While I am publishing this post, the 2022 World Cup is taking place in Qatar. To celebrate this event, I will use the tidytuesday data about World Cups celebrated until 2018 to present two visualizations about the past winners of the World Cup. The packages I will be using are:
library(tidyverse)
library(ggimage)
library(kableExtra)
library(tidytuesdayR)
library(countrycode)
The tidyverse
package loads utilties for data handling and visualization. ggimage
allows placing images in plots done with gpplot2
. I am using kableExtra
to print tables.
I am using tidytuesdayR
to load World Cup data from the Tidytuesday GitHub repository. countrycode
allows obtaining data about countries, like the iso codes and the continent the country is in.

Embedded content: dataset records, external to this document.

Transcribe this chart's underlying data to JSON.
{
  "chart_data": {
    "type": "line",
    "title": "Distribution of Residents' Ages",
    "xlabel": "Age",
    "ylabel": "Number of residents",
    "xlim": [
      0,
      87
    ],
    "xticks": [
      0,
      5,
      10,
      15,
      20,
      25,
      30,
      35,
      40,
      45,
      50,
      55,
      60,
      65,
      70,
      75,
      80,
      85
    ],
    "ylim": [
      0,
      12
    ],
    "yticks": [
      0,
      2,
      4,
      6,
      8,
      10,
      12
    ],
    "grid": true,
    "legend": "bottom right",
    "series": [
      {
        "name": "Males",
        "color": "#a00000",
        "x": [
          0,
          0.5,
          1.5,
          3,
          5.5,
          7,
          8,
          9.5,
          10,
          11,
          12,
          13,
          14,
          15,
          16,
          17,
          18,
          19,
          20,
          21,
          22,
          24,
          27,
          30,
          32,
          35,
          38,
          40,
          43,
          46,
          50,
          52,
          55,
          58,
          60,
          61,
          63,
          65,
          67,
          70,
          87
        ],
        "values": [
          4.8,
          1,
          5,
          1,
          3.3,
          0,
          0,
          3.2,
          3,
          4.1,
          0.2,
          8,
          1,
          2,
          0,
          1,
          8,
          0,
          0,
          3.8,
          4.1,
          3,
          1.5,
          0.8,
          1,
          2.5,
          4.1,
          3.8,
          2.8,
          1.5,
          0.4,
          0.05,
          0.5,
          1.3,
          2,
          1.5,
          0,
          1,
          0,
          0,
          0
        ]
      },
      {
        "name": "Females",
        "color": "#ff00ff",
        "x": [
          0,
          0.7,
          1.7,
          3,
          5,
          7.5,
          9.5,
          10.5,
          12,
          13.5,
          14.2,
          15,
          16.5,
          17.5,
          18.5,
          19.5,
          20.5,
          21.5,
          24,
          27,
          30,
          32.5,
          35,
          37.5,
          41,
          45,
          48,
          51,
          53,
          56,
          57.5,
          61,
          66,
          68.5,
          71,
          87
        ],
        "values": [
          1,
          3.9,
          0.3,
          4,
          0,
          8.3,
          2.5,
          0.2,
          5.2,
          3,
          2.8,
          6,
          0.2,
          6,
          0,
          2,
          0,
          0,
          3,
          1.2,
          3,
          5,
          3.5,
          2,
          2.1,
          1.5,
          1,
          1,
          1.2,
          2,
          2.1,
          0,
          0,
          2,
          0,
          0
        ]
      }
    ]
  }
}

Let’s load the data about the world cup with tt_load
. Here I will be using the worldcups
dataset only.
tuesdata <- tidytuesdayR::tt_load(2022, week = 48)
wcmatches <- tuesdata$wcmatches
worldcups <- tuesdata$worldcups
rm(tuesdata)
load("worldcup.RData")
worldcups
contains information about each edition World Cup, among them the year and the winner:
worldcups %>% glimpse()
## Rows: 21
## Columns: 10
## $ year <dbl> 1930, 1934, 1938, 1950, 1954, 1958, 1962, 1966, 1970, 197…
## $ host <chr> "Uruguay", "Italy", "France", "Brazil", "Switzerland", "S…
## $ winner <chr> "Uruguay", "Italy", "Italy", "Uruguay", "West Germany", "…
## $ second <chr> "Argentina", "Czechoslovakia", "Hungary", "Brazil", "Hung…
## $ third <chr> "USA", "Germany", "Brazil", "Sweden", "Austria", "France"…
## $ fourth <chr> "Yugoslavia", "Austria", "Sweden", "Spain", "Uruguay", "W…
## $ goals_scored <dbl> 70, 70, 84, 88, 140, 126, 89, 89, 95, 97, 102, 146, 132, …
## $ teams <dbl> 13, 16, 15, 13, 16, 16, 16, 16, 16, 16, 16, 24, 24, 24, 2…
## $ games <dbl> 18, 17, 18, 22, 26, 35, 32, 32, 32, 38, 38, 52, 52, 52, 5…
## $ attendance <dbl> 434000, 395000, 483000, 1337000, 943000, 868000, 776000, …
Winners of the World Cup (1930-2018)
Let’s see what countries have ever won a World Cup:
unique(worldcups$winner)
## [1] "Uruguay" "Italy" "West Germany" "Brazil" "England"
## [6] "Argentina" "France" "Spain" "Germany"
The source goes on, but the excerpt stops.